Shell sees ‘robust’ profits
UK-headquartered energy giant Shell has recorded higher profits in the third quarter of 2022 on a year-on-year basis thanks to higher gas prices and increased volumes from deepwater assets.
Shell disclosed on Thursday that the income attributable to its shareholders in the third quarter of 2022 totalled $6.7 billion compared to $18 billion in the second quarter of 2022 and compared to a loss of $447 million in 3Q 2021.
Compared with 2Q 2022, the income attributable to the energy giant’s shareholders mainly reflected lower LNG trading and optimisation results, lower chemicals and refining margins, as well as higher underlying operating expenses, partly offset by increased volumes from higher-value barrels in deep water.
In addition, the income attributable to Shell’s shareholders included net losses of $1 billion due to the fair value accounting of commodity derivatives and impairment charges of $0.4 billion. These net losses in 3Q 2022 amount to $1.4 billion compared with a net gain of $5.2 billion in 2Q 2022.
Furthermore, the company’s adjusted earnings in 3Q 2022 – driven by the same factors as income attributable to Shell shareholders – were $9.5 billion compared to $11.5 billion in the previous quarter and compared to $4.1 billion in 3Q 2021.
Shell’s total oil and gas production in the third quarter decreased by 2 per cent from the previous quarter mainly due to “permitted industrial actions” at Prelude and production sharing contract effects, partly offset by lower maintenance activities in Trinidad and Tobago.
Additionally, total upstream production decreased in 3Q 2022 due to the derecognition of Salym in Russia and unscheduled deferments, which are partly offset by higher scheduled maintenance in the second quarter of 2022. Moreover, LNG liquefaction volumes decreased by 5 per cent in 3Q 2022 mainly due to “permitted industrial actions” at Prelude and higher maintenance activities.
Ben van Beurden, Shell’s Chief Executive Officer, commented: “We are delivering robust results at a time of ongoing volatility in global energy markets. We continue to strengthen Shell’s portfolio through disciplined investment and transform the company for a low-carbon future. At the same time, we are working closely with governments and customers to address their short and long-term energy needs.”

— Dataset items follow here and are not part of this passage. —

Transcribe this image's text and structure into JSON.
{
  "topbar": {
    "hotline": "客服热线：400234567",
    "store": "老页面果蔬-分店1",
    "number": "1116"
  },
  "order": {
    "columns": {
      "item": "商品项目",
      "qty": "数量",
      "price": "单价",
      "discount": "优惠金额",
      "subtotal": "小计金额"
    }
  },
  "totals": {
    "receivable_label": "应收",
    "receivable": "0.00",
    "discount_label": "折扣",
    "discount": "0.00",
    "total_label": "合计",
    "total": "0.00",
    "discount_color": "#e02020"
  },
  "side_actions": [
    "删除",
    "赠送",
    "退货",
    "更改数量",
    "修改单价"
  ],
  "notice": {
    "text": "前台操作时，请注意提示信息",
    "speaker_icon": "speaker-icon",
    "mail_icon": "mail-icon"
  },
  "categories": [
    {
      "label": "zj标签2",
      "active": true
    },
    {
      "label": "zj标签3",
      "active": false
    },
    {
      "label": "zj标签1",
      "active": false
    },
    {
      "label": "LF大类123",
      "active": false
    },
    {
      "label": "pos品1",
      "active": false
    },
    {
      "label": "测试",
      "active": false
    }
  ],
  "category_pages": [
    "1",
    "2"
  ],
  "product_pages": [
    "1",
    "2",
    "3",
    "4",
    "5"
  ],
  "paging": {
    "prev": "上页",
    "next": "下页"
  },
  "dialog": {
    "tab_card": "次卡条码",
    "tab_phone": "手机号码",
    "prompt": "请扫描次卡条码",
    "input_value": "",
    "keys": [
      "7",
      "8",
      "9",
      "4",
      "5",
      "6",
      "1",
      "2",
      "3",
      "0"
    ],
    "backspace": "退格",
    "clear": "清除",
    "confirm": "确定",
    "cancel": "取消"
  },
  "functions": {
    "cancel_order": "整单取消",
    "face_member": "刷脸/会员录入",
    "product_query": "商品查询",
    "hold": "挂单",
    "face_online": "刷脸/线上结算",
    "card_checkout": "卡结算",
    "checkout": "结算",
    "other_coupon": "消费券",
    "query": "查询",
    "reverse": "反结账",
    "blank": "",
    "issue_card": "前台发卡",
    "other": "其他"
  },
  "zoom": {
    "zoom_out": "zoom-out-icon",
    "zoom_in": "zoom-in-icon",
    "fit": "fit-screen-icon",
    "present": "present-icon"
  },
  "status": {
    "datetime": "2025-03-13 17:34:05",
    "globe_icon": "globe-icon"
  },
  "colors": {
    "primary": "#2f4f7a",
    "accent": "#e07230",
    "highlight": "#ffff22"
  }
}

Shell underlines that it is working on strengthening and simplifying its asset portfolio through the energy transition with the completion of the Sprng Energy (India) acquisition, participation in the North Field South LNG expansion (Qatar), the Rosmari-Marjoram field FID (Malaysia), the announced Aera Energy divestment (California, USA) and the acquisition of Shell Midstream Partners (USA).
The UK-headquartered player highlighted that shareholder distributions in 3Q 2022 amounted to $6.8 billion. The firm also plans to increase shareholder distributions through a $4 billion share buyback programme, which is expected to be completed by 4Q 2022 results.
“We plan to increase the dividend per share (DPS) for the fourth quarter, which will be paid in March 2023, by an expected 15 per cent, subject to board approval,” outlined Beurden, who will be succeeded as CEO by Wael Sawan, effective from 1 January 2023.
Shell’s net debt was $48.3 billion at the end of the third quarter of 2022, compared with $46.4 billion at the end of the second quarter of 2022, mainly reflecting lower cash flow from operating activities and the absorption of debt from the acquisition of Sprng Energy.
Regarding its outlook for the fourth quarter of 2022, Shell expects integrated gas production to be approximately 910 – 960 thousand boe/d, upstream production of around 1,750 – 1,950 thousand boe/d, and LNG liquefaction volumes of approximately 7.0 – 7.6 million tonnes.
When it comes to Shell’s recent exploration activities, it is worth noting that the energy giant is planning to spud the Pensacola gas prospect in mid-November 2022.
This is a Zechstein Reef prospect located to the northwest of the Breagh gas field in the Southern North Sea.